The key to the suit’s capability is its electric muscle technology. A pack on each thigh contains a lithium-ion battery and two artificial muscles, which are powered by motors and contract or expand as necessary, pulling on a fibre that runs through the suit. The force supplied by the muscles – up to 30 watts each – is distributed by gripping structures in the fabric around the waist and thighs. The design is informed by the body’s own biomechanics, with the artificial muscles mapping on to the hip flexors and extensors. Sensors embedded in the suit track the body’s movements and the forces generated, and a pack at the base of the wearer’s spine contains a microprocessor and acts as the suit’s ‘brains’.
Mahoney says that potential customers ultimately include “anyone who has a body and wears clothing”, but the company is initially targeting the ageing baby boomer generation. “As people age, they begin to lose strength, and that boomer generation has a high premium on maintaining an active lifestyle,” he says. Sarah Thomas, Seismic’s vice president of product, says that beta testers have used the suit while hiking, playing tennis and bocce, and going to the theatre or to functions that require them to stand for long periods of time.
Seismic plans to enter the market in some limited venues by mid-2019. The company has not yet settled on a price for the suit, but Mahoney says that it will be in the “bespoke, designer-level apparel range.”
At this stage, the suits are tailored to fit the individual, with plans for off-the-shelf sizes in the future. The fabric is a composite of stretch knits and stretch wovens, which vice president of design Chris Gadway says is inspired by sports performance wear. The design team is driven, he says, by the question: “Could you walk into a contemporary, modern, metropolitan fitness club and feel like you fit right in?”

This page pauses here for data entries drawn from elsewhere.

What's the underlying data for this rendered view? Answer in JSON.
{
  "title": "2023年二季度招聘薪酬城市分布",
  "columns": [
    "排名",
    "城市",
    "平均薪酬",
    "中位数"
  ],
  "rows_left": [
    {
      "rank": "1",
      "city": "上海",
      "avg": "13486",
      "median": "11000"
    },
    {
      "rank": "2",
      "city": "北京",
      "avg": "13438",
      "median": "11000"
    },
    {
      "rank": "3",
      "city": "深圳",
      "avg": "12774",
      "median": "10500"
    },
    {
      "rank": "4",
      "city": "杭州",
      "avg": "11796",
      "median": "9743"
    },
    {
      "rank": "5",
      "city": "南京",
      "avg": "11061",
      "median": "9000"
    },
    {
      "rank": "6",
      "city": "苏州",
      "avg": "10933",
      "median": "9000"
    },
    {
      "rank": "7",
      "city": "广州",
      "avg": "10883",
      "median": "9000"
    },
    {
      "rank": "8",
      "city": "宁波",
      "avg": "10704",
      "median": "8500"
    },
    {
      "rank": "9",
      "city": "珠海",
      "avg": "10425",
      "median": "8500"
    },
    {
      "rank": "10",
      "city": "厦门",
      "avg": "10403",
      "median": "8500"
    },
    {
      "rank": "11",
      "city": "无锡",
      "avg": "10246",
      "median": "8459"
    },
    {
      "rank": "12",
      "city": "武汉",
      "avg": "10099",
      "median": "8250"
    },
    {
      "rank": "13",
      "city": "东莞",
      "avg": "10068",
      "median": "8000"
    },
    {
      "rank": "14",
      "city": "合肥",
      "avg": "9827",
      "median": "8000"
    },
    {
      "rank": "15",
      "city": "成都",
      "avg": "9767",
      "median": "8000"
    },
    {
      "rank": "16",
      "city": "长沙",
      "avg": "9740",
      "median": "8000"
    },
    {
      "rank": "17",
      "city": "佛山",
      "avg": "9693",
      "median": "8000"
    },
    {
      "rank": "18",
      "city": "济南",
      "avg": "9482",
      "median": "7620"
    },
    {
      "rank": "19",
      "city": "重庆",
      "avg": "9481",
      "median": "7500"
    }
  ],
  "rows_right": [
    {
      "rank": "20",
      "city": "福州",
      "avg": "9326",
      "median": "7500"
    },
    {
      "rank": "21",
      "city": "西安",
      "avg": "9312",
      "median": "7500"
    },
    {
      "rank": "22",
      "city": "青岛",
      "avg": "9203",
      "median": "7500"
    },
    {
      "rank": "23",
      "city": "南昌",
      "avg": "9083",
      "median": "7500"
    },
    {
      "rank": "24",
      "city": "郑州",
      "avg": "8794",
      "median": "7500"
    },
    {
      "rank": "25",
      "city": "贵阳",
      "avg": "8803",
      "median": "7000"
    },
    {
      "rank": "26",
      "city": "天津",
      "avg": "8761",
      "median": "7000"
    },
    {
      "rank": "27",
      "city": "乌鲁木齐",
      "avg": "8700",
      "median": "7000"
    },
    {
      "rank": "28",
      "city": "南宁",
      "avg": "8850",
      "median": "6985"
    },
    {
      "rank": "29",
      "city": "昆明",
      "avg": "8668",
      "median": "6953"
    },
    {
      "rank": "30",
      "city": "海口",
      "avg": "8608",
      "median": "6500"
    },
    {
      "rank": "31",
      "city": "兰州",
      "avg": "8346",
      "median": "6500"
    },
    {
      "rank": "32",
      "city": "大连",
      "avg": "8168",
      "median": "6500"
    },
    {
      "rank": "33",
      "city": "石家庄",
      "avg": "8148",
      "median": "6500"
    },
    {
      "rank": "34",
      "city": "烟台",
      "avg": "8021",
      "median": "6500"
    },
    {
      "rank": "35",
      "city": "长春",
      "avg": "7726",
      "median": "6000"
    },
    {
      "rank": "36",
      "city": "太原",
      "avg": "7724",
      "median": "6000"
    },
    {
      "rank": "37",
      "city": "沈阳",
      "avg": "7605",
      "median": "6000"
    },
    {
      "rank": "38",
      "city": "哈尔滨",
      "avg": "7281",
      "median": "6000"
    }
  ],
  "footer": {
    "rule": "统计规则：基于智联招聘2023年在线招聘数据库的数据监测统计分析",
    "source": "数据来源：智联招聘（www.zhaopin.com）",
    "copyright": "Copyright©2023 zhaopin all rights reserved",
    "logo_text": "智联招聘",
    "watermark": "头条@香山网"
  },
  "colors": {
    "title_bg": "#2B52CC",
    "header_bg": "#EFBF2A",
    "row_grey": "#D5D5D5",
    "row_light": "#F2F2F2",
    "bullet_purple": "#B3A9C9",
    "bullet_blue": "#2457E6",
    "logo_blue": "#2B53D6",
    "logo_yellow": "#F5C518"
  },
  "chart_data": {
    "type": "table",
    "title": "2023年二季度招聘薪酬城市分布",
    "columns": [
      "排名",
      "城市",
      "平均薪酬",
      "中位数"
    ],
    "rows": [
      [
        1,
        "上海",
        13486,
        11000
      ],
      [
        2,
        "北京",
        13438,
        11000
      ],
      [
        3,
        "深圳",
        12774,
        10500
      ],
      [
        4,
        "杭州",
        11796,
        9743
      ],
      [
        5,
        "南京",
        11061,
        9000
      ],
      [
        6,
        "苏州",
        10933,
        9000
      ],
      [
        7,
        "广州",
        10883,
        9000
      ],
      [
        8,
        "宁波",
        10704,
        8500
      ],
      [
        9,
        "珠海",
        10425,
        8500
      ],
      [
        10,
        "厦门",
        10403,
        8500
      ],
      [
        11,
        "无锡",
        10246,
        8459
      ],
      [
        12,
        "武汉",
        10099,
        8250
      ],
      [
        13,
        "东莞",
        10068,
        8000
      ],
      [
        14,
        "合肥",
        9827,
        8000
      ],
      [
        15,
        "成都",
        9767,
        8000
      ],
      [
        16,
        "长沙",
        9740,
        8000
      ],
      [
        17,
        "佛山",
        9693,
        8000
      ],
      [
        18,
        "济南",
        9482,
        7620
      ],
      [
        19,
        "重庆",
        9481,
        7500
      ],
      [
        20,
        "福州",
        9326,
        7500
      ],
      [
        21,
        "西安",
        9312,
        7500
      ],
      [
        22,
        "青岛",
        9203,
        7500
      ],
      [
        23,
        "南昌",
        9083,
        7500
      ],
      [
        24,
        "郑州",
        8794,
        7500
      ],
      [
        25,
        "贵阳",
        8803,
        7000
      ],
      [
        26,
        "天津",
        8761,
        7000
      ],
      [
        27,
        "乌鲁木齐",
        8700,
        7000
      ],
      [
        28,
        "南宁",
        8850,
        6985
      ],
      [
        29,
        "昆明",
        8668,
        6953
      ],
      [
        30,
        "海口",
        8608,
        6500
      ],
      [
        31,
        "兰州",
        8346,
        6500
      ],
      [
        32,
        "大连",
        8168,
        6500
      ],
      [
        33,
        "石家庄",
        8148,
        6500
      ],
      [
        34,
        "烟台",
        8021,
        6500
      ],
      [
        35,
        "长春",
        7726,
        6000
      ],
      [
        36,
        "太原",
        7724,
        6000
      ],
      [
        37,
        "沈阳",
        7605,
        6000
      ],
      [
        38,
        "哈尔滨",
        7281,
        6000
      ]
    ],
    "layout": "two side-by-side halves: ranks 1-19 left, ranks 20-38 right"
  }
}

Next, Seismic wants to use machine learning to let the suit learn someone’s requirements and preferences as they wear it. Mahoney gives the example of a teacher: perhaps the suit could adapt to their class schedule and automatically adjust the level of support it provides throughout the day, offering more assistance when they are standing for long periods of time and turning off when the school day ends. Future products could also address different parts of the body, such as the shoulders and arms, or ankles and knees. Mahoney says the company has received a lot of interest for worker safety applications too, but that it is currently positioning the suit as a wellness product. “Your level of mobility is directly linked to the quality of life you have.”